4 Aralık 1933 tarihli Bakanlar Kurulu kararnamesinde Kars ilinin Arpaçay kazasına bağlı Kümbet köyünde "Türk ırkına mensup" 21 haneden 138 nüfusun, geçim güçlüğü çektikleri için, 885 sayılı İskân Kanunu'nun üçüncü maddesine göre Van ilinin Erciş ilçesine taşınıp yerleştirilmişlerdir.
1940’lı yıllara kadar yapılan bu göçlerin birçoğu sonraki yıllarda bölgeyi terk ederek Türklerin yaşadığı Anadolu ve Karadeniz civarına dönse de bir kısım Kürdistan'da kalarak Kürdistan halklarına dahil oldu. Küresünnilere tam ters bir durum yaşanmıştır: Kürdistan'da kalarak devletin tüm imkanlarına sahip oldular ve özgürlük mücadelesine karşı cephe aldılar. 
Bu göç dalgasında tersinden asimilasyonun işlediğine dair çok yönlü bulgular da vardır. Getirilen Türksoylu grupların bir kısmı, Kürt kültürü ile kaynaşıp zaman içerisinde Kürtleşmişlerdir. 

Azeri-Kafkas kesmedi, Kırgız verelim!
Kürdistan'a peyderpey getirilen Türksoylular içerisinde en ilginç hikayeye sahip olanlar Kırgızlardır. Asıl yerleşim alanları Afganistan'ın Pamir vadisidir.

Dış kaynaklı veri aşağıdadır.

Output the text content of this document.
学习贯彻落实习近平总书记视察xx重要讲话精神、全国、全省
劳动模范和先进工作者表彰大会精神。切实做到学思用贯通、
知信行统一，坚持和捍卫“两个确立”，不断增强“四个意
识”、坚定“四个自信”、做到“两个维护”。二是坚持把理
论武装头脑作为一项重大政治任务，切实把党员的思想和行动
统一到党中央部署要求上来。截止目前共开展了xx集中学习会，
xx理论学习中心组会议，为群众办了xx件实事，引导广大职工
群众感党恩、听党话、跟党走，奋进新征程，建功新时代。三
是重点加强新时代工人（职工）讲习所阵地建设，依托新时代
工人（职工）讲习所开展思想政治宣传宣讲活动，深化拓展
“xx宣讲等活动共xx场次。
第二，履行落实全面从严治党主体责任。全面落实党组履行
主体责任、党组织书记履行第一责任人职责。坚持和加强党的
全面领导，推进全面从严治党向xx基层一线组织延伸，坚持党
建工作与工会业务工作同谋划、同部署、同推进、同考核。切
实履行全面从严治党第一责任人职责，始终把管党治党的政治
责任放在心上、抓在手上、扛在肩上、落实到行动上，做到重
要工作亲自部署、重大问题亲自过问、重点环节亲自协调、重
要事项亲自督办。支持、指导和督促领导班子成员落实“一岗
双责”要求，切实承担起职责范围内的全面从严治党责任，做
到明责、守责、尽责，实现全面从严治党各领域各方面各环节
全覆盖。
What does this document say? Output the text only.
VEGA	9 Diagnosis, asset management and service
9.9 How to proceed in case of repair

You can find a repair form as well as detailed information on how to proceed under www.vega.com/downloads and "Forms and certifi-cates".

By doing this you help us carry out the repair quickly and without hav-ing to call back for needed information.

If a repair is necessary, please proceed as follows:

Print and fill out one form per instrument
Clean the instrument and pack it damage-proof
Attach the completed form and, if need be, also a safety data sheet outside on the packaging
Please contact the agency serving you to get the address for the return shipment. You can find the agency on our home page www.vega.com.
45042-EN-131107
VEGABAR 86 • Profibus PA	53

Afganistan'da tutunamayan bu Kırgız göçebe topluluk, Amerikan yardımı ile Pakistan'a oradan da cunta lideri Kenan Evren’in girişimleri ile Van'ın Gelîyê Zîlan bölgesine yerleştirilmiştir.
1982 yılına kadar insan yerleşimine kapalı tutulan katliam alanı, bir anda Kırgız mülteciler için açılmıştır. Olayın perde arkasında Kenan Evren'in Kürdistan'da demografiyi değiştirme ve asimilasyona devam hevesinin yattığı biliniyor. Pakistan ziyareti ile gündeme gelen ve kamuoyunu yanıltmak için zulümden kaçan Afganlı mültecileri getiriyoruz safsatası ile manşetlere taşınan durum, Türk devletinin Kürt düşmanlığının açık dışa vurumudur. 
Türk Adalet Bakanlığı apar topar birkaç gün içerisinde "Afganistan'dan Pakistan'a Sığınan Türk Soylu Göçmenlerin Türkiye'ye Kabulü ve İskanına Dair Kanun Tasarısı" kisvesi altında demografiye köklü müdahale ve gelişen özgürlük mücadelesine karşı savaşacak paralı asker devşirme çabasına girdi. 

Kaz gelecek yerden tavuk esirgenmez
Kanun, 10 Mart 1982 tarihinde oy birliği ile kabul edilmiştir ve 19 Mart 1982 yılında 17638 sayılı Resmi Gazete’de yayımlanarak yürürlüğe girmiştir. 3-24 Ağustos 1983 yılında 4 bin 500 civarında Kırgız, Kürdistan'da ilk önce Malatya Boztepe Afet Evlerine ve Van Erciş Karagündüz köyüne yerleştirilerek adapte edilmeye çalışılmıştır. Hiçbir Kürdün hayalinde bile göremeyeceği bir konfora bir anda sahip olan Kırgız göçmenler, Karagündüz köyünde hem çevreye hem de gelecekte yapacakları görev olan koruculuğa hazırlandı.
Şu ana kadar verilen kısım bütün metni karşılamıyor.